L’autorisation de diffusion accordée par les autorités philippines à la chaîne ABS-CBN, le plus grand réseau de diffusion de radio et de télévision gratuite du pays employant près de 11.000 personnes, est venue à expiration ce mardi. Aussi, dans un communiqué en date de ce dimanche 3 mai et alors même que le monde entier célébrait la Journée internationale de la liberté de la presse, la Commission nationale des télécommunications (NTC) des Philippines a ordonné à ladite chaîne de «cesser d’émettre».
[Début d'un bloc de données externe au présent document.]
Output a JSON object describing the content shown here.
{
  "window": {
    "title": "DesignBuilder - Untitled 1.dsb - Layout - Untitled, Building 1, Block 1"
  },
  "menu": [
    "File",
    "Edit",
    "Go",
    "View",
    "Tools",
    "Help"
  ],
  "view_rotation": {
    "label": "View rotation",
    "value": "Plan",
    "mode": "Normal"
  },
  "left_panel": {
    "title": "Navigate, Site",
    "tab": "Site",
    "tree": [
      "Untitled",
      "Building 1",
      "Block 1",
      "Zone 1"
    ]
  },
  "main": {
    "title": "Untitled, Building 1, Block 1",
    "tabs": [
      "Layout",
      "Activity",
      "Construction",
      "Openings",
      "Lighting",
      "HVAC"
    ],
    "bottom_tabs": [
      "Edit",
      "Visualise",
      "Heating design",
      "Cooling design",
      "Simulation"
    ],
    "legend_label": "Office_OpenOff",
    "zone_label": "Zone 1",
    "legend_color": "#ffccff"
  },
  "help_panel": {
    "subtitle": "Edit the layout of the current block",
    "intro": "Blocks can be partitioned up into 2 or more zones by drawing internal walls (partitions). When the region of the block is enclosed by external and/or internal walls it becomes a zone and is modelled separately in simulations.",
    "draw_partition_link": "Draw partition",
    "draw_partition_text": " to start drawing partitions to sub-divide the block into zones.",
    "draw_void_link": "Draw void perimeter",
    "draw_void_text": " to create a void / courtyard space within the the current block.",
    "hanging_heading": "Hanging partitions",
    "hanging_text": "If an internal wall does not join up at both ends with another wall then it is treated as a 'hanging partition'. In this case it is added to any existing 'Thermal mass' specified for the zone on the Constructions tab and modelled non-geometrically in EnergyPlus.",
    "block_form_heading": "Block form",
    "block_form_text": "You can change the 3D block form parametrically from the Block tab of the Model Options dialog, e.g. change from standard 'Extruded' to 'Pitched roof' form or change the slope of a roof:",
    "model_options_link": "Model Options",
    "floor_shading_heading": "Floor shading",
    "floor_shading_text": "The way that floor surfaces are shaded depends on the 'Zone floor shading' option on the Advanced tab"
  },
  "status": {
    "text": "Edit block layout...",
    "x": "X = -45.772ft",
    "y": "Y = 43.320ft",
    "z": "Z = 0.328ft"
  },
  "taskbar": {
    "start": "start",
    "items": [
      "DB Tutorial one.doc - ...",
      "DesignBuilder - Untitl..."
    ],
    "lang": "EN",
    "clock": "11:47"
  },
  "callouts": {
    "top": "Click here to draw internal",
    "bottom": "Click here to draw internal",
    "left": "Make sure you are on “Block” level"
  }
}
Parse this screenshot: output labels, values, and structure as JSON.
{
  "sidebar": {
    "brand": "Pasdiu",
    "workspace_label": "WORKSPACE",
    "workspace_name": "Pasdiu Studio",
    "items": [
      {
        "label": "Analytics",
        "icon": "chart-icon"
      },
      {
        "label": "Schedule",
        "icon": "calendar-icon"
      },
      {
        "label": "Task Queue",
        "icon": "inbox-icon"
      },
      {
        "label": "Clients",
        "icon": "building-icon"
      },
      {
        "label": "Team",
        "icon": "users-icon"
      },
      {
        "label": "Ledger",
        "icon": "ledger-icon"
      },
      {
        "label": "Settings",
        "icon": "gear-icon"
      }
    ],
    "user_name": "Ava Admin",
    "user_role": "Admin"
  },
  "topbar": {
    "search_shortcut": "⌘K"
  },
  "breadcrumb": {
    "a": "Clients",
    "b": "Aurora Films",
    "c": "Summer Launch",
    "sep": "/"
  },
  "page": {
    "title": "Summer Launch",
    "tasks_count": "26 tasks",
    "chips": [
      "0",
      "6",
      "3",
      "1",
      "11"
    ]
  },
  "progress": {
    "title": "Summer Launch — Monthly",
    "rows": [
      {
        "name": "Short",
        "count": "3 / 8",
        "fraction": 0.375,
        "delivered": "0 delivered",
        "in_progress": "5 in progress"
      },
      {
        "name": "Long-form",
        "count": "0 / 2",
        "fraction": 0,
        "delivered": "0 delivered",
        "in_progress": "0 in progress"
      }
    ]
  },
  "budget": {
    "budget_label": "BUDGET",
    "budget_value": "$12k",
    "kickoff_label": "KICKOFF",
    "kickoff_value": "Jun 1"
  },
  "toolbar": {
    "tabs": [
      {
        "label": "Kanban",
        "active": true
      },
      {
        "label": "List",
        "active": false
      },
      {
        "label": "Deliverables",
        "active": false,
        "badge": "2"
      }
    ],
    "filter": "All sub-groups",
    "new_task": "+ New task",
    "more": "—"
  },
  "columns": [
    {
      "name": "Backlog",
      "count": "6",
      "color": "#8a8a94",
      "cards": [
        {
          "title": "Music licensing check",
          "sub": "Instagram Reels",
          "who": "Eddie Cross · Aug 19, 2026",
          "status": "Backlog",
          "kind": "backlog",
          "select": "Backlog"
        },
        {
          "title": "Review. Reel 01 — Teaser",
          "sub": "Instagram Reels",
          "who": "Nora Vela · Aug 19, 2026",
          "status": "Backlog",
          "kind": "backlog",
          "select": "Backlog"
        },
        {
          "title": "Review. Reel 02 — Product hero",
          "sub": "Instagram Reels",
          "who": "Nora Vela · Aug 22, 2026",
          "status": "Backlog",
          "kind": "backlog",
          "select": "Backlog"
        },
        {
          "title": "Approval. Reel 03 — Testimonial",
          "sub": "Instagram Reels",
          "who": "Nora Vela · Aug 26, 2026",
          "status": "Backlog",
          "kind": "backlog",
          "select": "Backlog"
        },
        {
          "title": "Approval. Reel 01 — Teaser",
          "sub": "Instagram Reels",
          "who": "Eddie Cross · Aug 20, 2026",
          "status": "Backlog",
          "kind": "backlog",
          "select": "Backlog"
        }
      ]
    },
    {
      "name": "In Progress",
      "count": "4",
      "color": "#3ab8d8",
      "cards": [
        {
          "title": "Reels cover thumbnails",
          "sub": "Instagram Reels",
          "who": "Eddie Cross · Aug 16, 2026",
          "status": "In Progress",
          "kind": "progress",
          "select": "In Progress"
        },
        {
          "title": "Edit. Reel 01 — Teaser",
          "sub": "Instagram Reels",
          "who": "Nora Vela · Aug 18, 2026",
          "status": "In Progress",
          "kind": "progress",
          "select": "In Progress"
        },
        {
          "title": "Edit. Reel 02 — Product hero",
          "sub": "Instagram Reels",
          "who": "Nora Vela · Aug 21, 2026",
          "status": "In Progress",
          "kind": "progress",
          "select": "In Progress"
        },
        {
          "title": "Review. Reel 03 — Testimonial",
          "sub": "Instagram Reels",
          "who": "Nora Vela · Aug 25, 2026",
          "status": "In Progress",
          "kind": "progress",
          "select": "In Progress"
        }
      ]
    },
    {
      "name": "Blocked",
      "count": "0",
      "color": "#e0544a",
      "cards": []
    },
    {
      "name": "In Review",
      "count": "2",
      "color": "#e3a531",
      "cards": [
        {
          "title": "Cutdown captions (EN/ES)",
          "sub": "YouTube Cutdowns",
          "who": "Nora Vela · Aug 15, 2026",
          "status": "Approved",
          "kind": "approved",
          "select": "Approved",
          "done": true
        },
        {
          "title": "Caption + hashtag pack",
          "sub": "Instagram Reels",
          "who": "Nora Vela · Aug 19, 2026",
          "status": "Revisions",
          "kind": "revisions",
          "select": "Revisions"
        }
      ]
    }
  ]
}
Ainsi, bien qu’aux Philippines c’est le Congrès qui détient le pouvoir exclusif d’accorder des licences de diffusion, la résiliation de l’autorisation initialement accordée à ABS-CBN a été appuyée par les législateurs de la Chambre basse du Parlement philippin, qui, en se rangeant du coté du président Rodrigo Duterte, ont refusé de donner suite aux projets de loi demandant le renouvellement du permis de diffusion dont disposait cette chaîne.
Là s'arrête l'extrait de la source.